Série d'inspiration autobiographique de l'autrice-actrice Michaela Coel, I May Destroy You est une résilience âpre, névrotique et dure. Celle qui survient après un viol sous GHB de la protagoniste. Un trauma complexe qui a un impact sur tous les aspects de la vie de sa victime.
A travers 12 épisodes courts mais d'une intensité dingue, on suit donc Arabella et ses deux meilleurs amis dans leur survie dans un Londres pas tendre avec ses jeunes.
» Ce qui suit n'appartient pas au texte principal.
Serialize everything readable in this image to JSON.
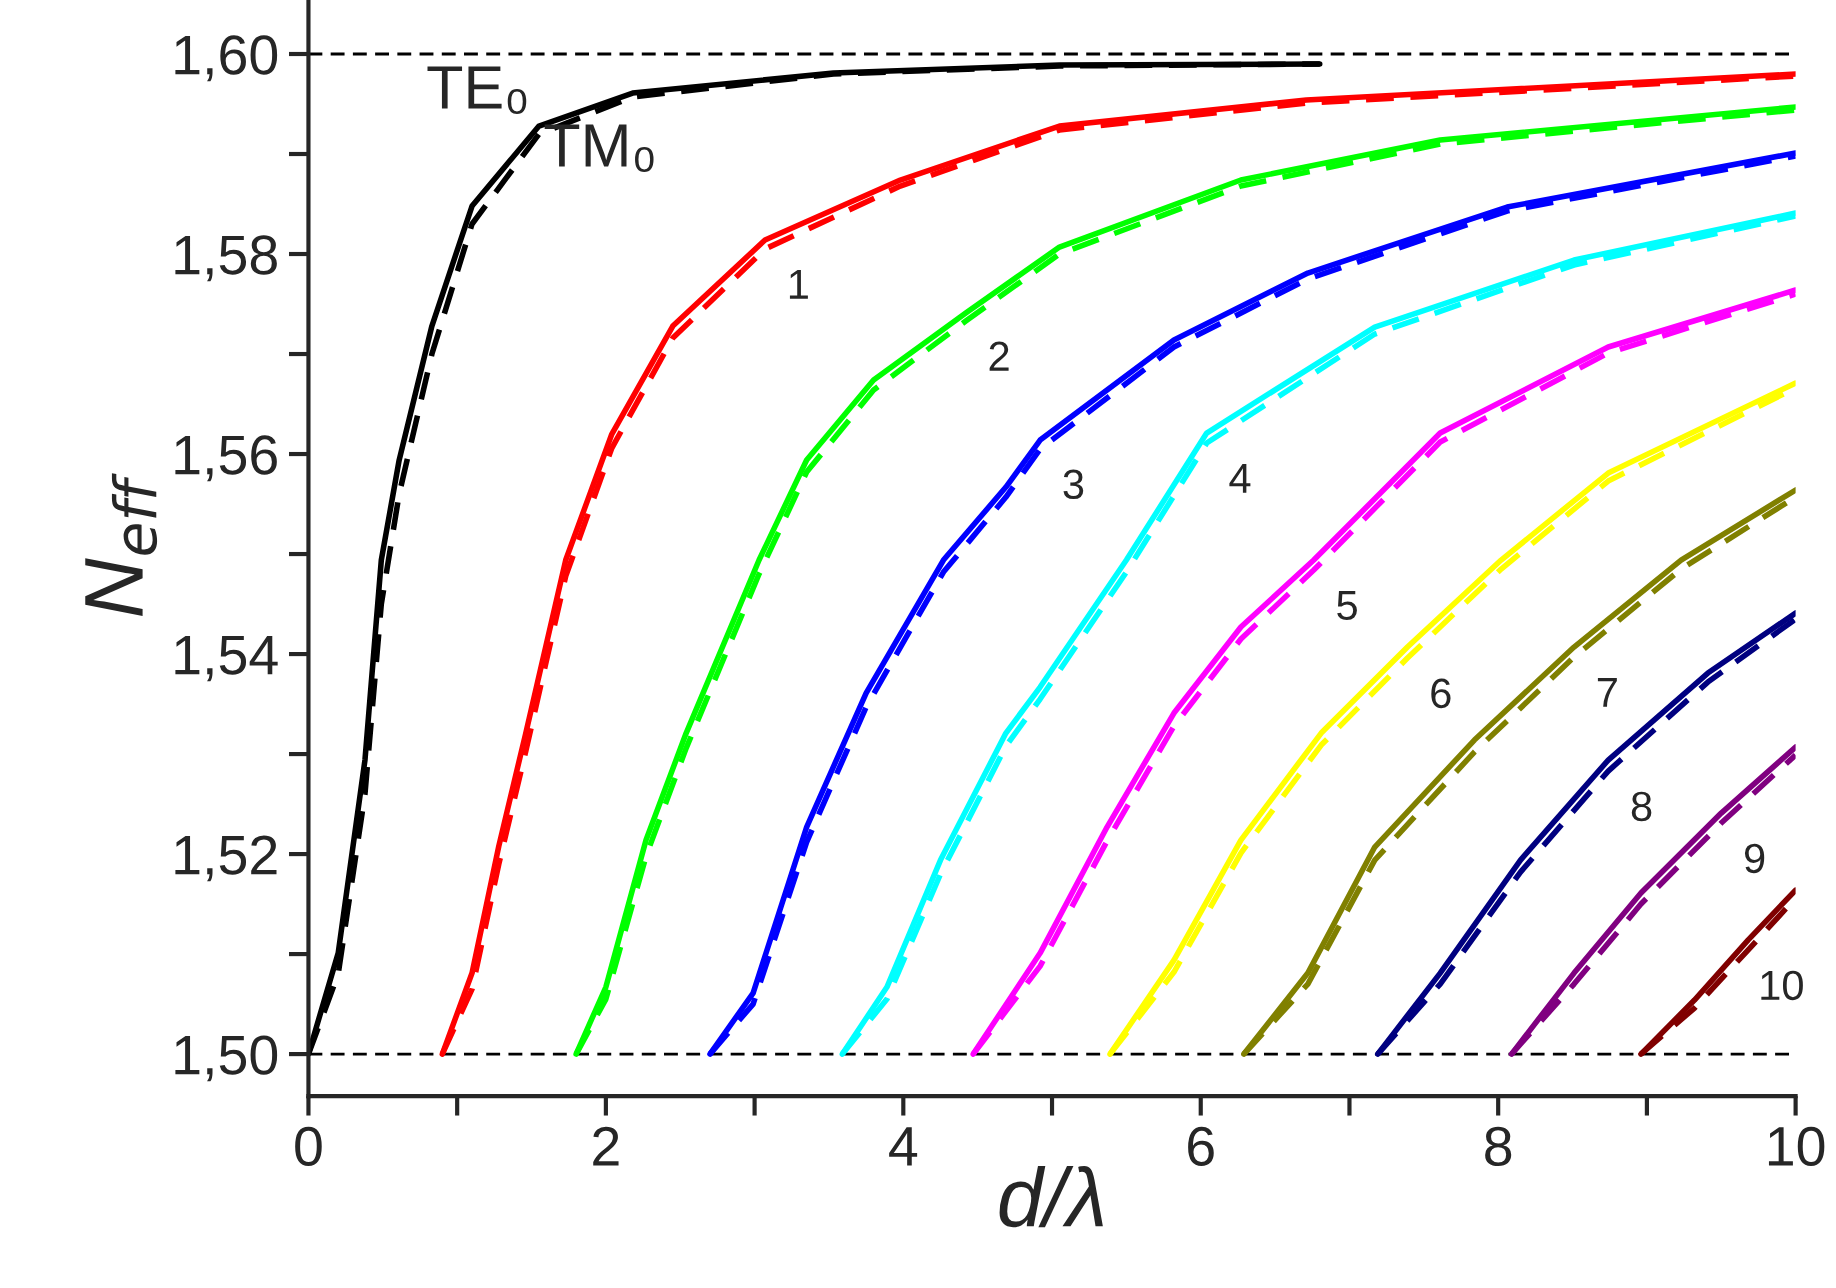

Précarité, misère affective, racisme ordinaire, pouvoir de destruction des réseaux sociaux, drogue, remise en question permanente, confiance difficile à accorder à ses pairs, pression des employeurs, cellule familiale pas toujours saine... L'environnement est souvent faussement bienveillant et laisse peu de place à l'épanouissement.
Par le biais d'épisodes thématiques, la série aborde, en plus du trauma post-viol, la question multiple et complexe du consentement, la toxicité des relations amoureuses et sexuelles et surtout, comme une réponse ultime à toutes ces agressions, l'amitié comme une bouée de survie. La narration heurtée renvoit Arabella à ses souvenirs, à ses peurs et ses névroses. Tout est pourtant très lisible, le pathos n'est jamais appuyé et on est dans une illustration alambiquée et concrète du panel d'émotions et d'états par lequel peut passer quelqu'un qui sort d'une telle expérience.
La série n'est que rarement tendre. On n'épargne aucun personnage de ses erreurs, aucune agression de sa représentation écœurante. La caméra est tantôt dans la réalité crue et froide, tantôt dans l'effet de style (pas toujours réussi) illustrant le flou et le fantasme. L'interprétation est à l'image du propos, très street level usant des codes d'une génération et d'une communauté, et sans mélo ou hystérie surjoués.
La violence et la dureté du sujet n'en est que renforcée. Filmées dans leurs habits les plus réalistes, elles saisissent aux tripes, mettent mal à l'aise et font dresser le poil. Une réussite formelle boostée par sa narration virtuose et la personnalité de sa protagoniste, mais surtout un portrait incroyablement complet d'une victime. Puissant.